“Our long national nightmare is over,” Gerald Ford’s most famous line, opened the last broadcast for David Letterman. This was then followed by a clip with almost every living U.S. president uttering those famous words. I’m sure Jimmy Carter would have joined in if he thought it was really necessary.
I am in the same boat with Jimmy Kimmel and his admiration for Dave. He asked his viewers not to watch his show on May 20th and, instead, to go see Dave’s last show. I start to think about all the good oddball times watching Dave and it stirs up emotions for me too. I’m from the same generation as Kimmel and I understand. That David Letterman sense of humor. Honed to perfection over the years. Dave made it look easy. That’s the same that was said of Johnny Carson.
Both Carson and Letterman provided a reserved kinetic energy that was perfect for the times. It’s hard to speak in the past tense regarding Dave and his work.
Even with all that’s been said and everything leading up to this last broadcast, it sort of caught me by surprise. Life happens. I had meant to watch the last couple of nights. I’d lost track. And then, there I am watching Dave’s last show. Well, he took it like a champ. No need to get misty-eyed or choke up. He’d planned ahead, paced himself. But the last show is the last show. He rolled a great montage of highlights from over the years. What showed through was a decent hard-working and humble guy.
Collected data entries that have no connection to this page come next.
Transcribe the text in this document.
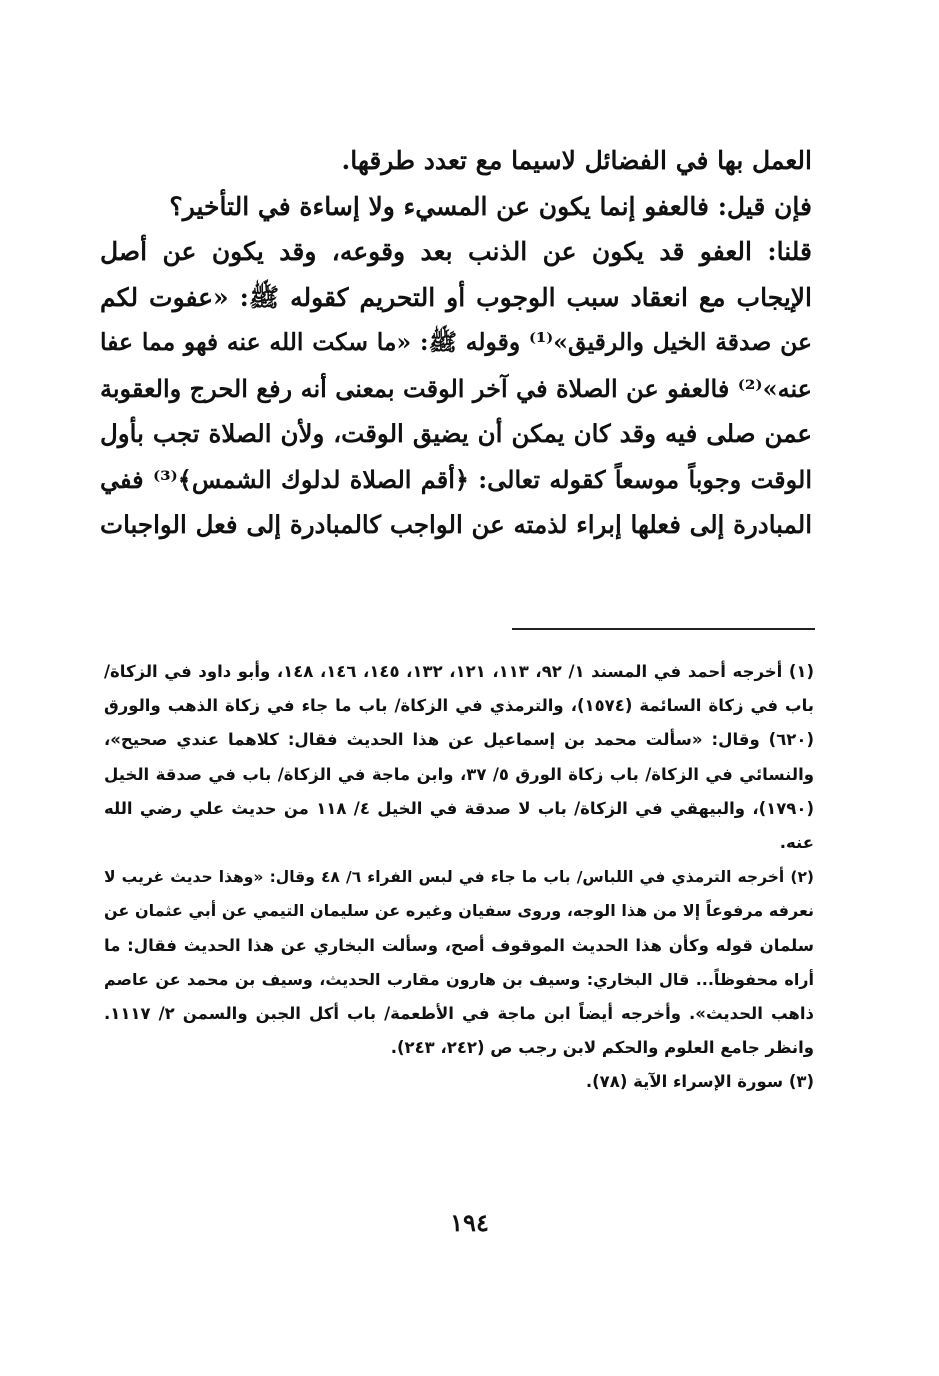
العمل بها في الفضائل لاسيما مع تعدد طرقها.
فإن قيل: فالعفو إنما يكون عن المسيء ولا إساءة في التأخير؟
قلنا: العفو قد يكون عن الذنب بعد وقوعه، وقد يكون عن أصل
الإيجاب مع انعقاد سبب الوجوب أو التحريم كقوله ﷺ: «عفوت لكم
عن صدقة الخيل والرقيق»⁽¹⁾ وقوله ﷺ: «ما سكت الله عنه فهو مما عفا
عنه»⁽²⁾ فالعفو عن الصلاة في آخر الوقت بمعنى أنه رفع الحرج والعقوبة
عمن صلى فيه وقد كان يمكن أن يضيق الوقت، ولأن الصلاة تجب بأول
الوقت وجوباً موسعاً كقوله تعالى: ﴿أقم الصلاة لدلوك الشمس﴾⁽³⁾ ففي
المبادرة إلى فعلها إبراء لذمته عن الواجب كالمبادرة إلى فعل الواجبات
(١) أخرجه أحمد في المسند ١/ ٩٢، ١١٣، ١٢١، ١٣٢، ١٤٥، ١٤٦، ١٤٨، وأبو داود في الزكاة/
باب في زكاة السائمة (١٥٧٤)، والترمذي في الزكاة/ باب ما جاء في زكاة الذهب والورق
(٦٢٠) وقال: «سألت محمد بن إسماعيل عن هذا الحديث فقال: كلاهما عندي صحيح»،
والنسائي في الزكاة/ باب زكاة الورق ٥/ ٣٧، وابن ماجة في الزكاة/ باب في صدقة الخيل
(١٧٩٠)، والبيهقي في الزكاة/ باب لا صدقة في الخيل ٤/ ١١٨ من حديث علي رضي الله
عنه.
(٢) أخرجه الترمذي في اللباس/ باب ما جاء في لبس الفراء ٦/ ٤٨ وقال: «وهذا حديث غريب لا
نعرفه مرفوعاً إلا من هذا الوجه، وروى سفيان وغيره عن سليمان التيمي عن أبي عثمان عن
سلمان قوله وكأن هذا الحديث الموقوف أصح، وسألت البخاري عن هذا الحديث فقال: ما
أراه محفوظاً... قال البخاري: وسيف بن هارون مقارب الحديث، وسيف بن محمد عن عاصم
ذاهب الحديث». وأخرجه أيضاً ابن ماجة في الأطعمة/ باب أكل الجبن والسمن ٢/ ١١١٧.
وانظر جامع العلوم والحكم لابن رجب ص (٢٤٢، ٢٤٣).
(٣) سورة الإسراء الآية (٧٨).
١٩٤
The shows from the ’80s are legendary. The offbeat humor from those years has been dissected many times over. As one decade rolled into another, Dave continued to grow. The show’s humor calibrated itself by a hair or two like any other humor format. And Dave kept getting more real, more relaxed. They say it’s the end of an era and it’s true. David Letterman is one of those figures you have on a Mount Rushmore of Comedy. But his brand of humor lives on. He was one of the greats at being very serious about not taking things too seriously.